Yesterday, Amazon.com, arguably one of the world’s most popular websites, went down for a period of time. There are no indications (yet) that other websites were affected.
As many network engineers know, Amazon maintains massive data centers around the world in order to keep their website up and running. Even just a few minutes of downtime have massive financial implications, and results in thousands of dollars in lost revenue. It only makes sense, therefore, that Amazon would also sell Cloud Computing services to other companies.
Unknown to many, Amazon is actually one of the world’s largest Web Hosting and Cloud Computing providers. Thousands upon thousands of companies host their websites on Amazon’s platform because they (Amazon) are known as one of the most reliable companies in the web hosting business for high capacity needs.
While no other websites went down for the duration of yesterday’s outage (that we know of), Amazon did experience a massive network outage on April 29, 2011, which did affect thousands of their customers (but did not affect their own website). Some of these (large) websites were down for up to 3 days over that infamous weekend!
Other large companies have experienced outages recently. In September of last year, GoDaddy’s DNS servers experienced a 6-hour outage, which affected up to millions of its customers. On April 3rd, CNBC published an article indicating websites for huge banks had gone down for hundreds of hours in recent weeks.
There are normally just a few reasons why large websites fail:
- Websites fail because of internal mistakes
- Websites fail because of external attacks
Websites fail because of internal mistakes
According to the Visible Ops Handbook, on average, almost 80% of outages related to Information Technology are self-inflicted. According to Amazon’s write-up from their network outage in 2011, the cause was an employee’s mistake. Similarly, GoDaddy admitted that their DNS outage from last fall was due to internal issues.
All computer systems and networks are built by fallible humans. No human is perfect, and no computer network is perfect. As a result, companies have spent millions (billions?) of dollars into building redundant systems and safeguards to minimize the risk of an outage actually taking place.
But one of the best ways to prevent internal mistakes from taking down a system, according to ITIL (Information Technology Infrastructure Library) best practices, is to implement strict change management policies.
Another way to prevent internal mistakes from crashing your website, or worse, is to not stretch your employees too thin. According to an article from 2012, workplace fatigue causes up to $31 billion in extra costs. Similar arguments could be made for employees who are forced to multi-task too much.
As a nonprofit, your resources are limited. But can you really afford for your website (or office network, even) to go down for 3 days or longer? Our goal is to simplify information technology (including web hosting) for our nonprofit clients, so that their employees can focus on their core capacities. A web developer is often times not a server administrator or network engineer, just as an accountant is not a mechanic. You wouldn’t want your accountant to fix your car engine, would you?

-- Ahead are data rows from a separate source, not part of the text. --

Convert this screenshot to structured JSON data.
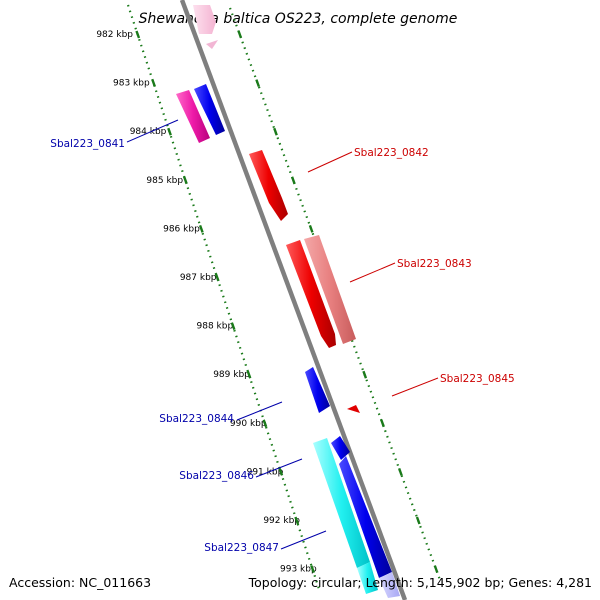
{
  "header": {
    "title": "Shewanella baltica OS223, complete genome"
  },
  "footer": {
    "accession": "Accession: NC_011663",
    "topology": "Topology: circular; Length: 5,145,902 bp; Genes: 4,281"
  },
  "colors": {
    "backbone": "#808080",
    "tick": "#1a7a1a",
    "forward_gene": "#e00000",
    "reverse_gene": "#0000dd",
    "forward_label": "#cc0000",
    "reverse_label": "#0000aa"
  },
  "position_ticks": [
    {
      "label": "982 kbp",
      "kbp": 982
    },
    {
      "label": "983 kbp",
      "kbp": 983
    },
    {
      "label": "984 kbp",
      "kbp": 984
    },
    {
      "label": "985 kbp",
      "kbp": 985
    },
    {
      "label": "986 kbp",
      "kbp": 986
    },
    {
      "label": "987 kbp",
      "kbp": 987
    },
    {
      "label": "988 kbp",
      "kbp": 988
    },
    {
      "label": "989 kbp",
      "kbp": 989
    },
    {
      "label": "990 kbp",
      "kbp": 990
    },
    {
      "label": "991 kbp",
      "kbp": 991
    },
    {
      "label": "992 kbp",
      "kbp": 992
    },
    {
      "label": "993 kbp",
      "kbp": 993
    }
  ],
  "gene_labels": [
    {
      "text": "Sbal223_0841",
      "strand": "reverse"
    },
    {
      "text": "Sbal223_0842",
      "strand": "forward"
    },
    {
      "text": "Sbal223_0843",
      "strand": "forward"
    },
    {
      "text": "Sbal223_0845",
      "strand": "forward"
    },
    {
      "text": "Sbal223_0844",
      "strand": "reverse"
    },
    {
      "text": "Sbal223_0846",
      "strand": "reverse"
    },
    {
      "text": "Sbal223_0847",
      "strand": "reverse"
    }
  ]
}
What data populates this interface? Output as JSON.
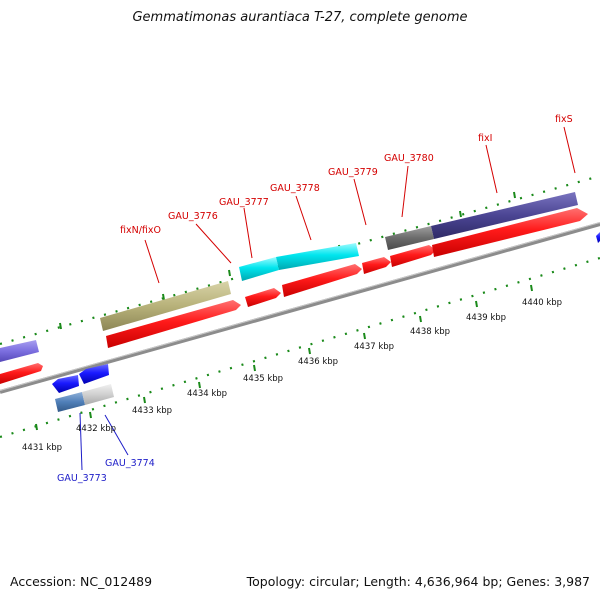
{
  "title": "Gemmatimonas aurantiaca T-27, complete genome",
  "footer": {
    "accession": "Accession: NC_012489",
    "summary": "Topology: circular; Length: 4,636,964 bp; Genes: 3,987"
  },
  "gene_labels_forward": [
    "fixN/fixO",
    "GAU_3776",
    "GAU_3777",
    "GAU_3778",
    "GAU_3779",
    "GAU_3780",
    "fixI",
    "fixS"
  ],
  "gene_labels_reverse": [
    "GAU_3773",
    "GAU_3774"
  ],
  "kbp_labels": [
    "4431 kbp",
    "4432 kbp",
    "4433 kbp",
    "4434 kbp",
    "4435 kbp",
    "4436 kbp",
    "4437 kbp",
    "4438 kbp",
    "4439 kbp",
    "4440 kbp"
  ],
  "colors": {
    "cds_forward": "#ff1a1a",
    "cds_reverse": "#1a1aff",
    "olive_feature": "#b8b27a",
    "cyan_feature": "#00e5ee",
    "purple_feature": "#4b4593",
    "dark_gray_feature": "#6b6b6b",
    "tick_green": "#1a8a1a",
    "backbone": "#8c8c8c"
  }
}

Try to let your employees focus on their skills, and leave the rest to other employees or 3rd party providers who do specialize in the needed skill.
Websites fail because of external attacks
If 80% of IT outages are self-inflicted, then where do the other 20% of outages come from? Even the most careful planning cannot prevent all IT outages from occurring. Between natural disasters, power outages, and other external forces such as black-hat attackers (bad hackers), there are many forces you must reckon with to keep your network and server hosting your website operational.
As mentioned before, there are certainly steps you can take to mitigate the impact of these unknown external forces, such as:
Building Redundant Systems in Geographically Diverse Locations
Integrating servers and networks in such a way to automatically “fail over” to a backup system in the event the primary system goes offline is a very valid and accepted practice. In many cases, it is standard practice.
Clearly documenting your infrastructure, Internet Service Provider information, and network topology
In the event that your website comes under a Distributed Denial of Service (DDoS) Attack, the last thing you want to do is scramble to find your account numbers and technical support information for your website’s hosting provider and/or the your internet service provider’s information. Once a DDoS reaches your web server, it is too late. Unless you also maintain a robust network (including a hardware firewall) in front of your webserver, you have no option, and will never be able to bring your website back online by yourself (unless the DDoS attack goes away).In events such as a DDoS, you must contact your web hosting provider and/or your internet service provider, and they must be willing to spend the time to mitigate the attack. Your server does not have enough resources by itself to mitigate a DDoS, and it never will.
Be ready to call the experts, and have your account numbers, telephone numbers, and other pertinent information clearly documented.
It is a fact of life that websites and networks can, and do, fail. No website is perfect, and as we saw yesterday, even some of the most successful websites are prone to outages.
These are just some of the things your nonprofit organization can do to prepare for unwanted disaster.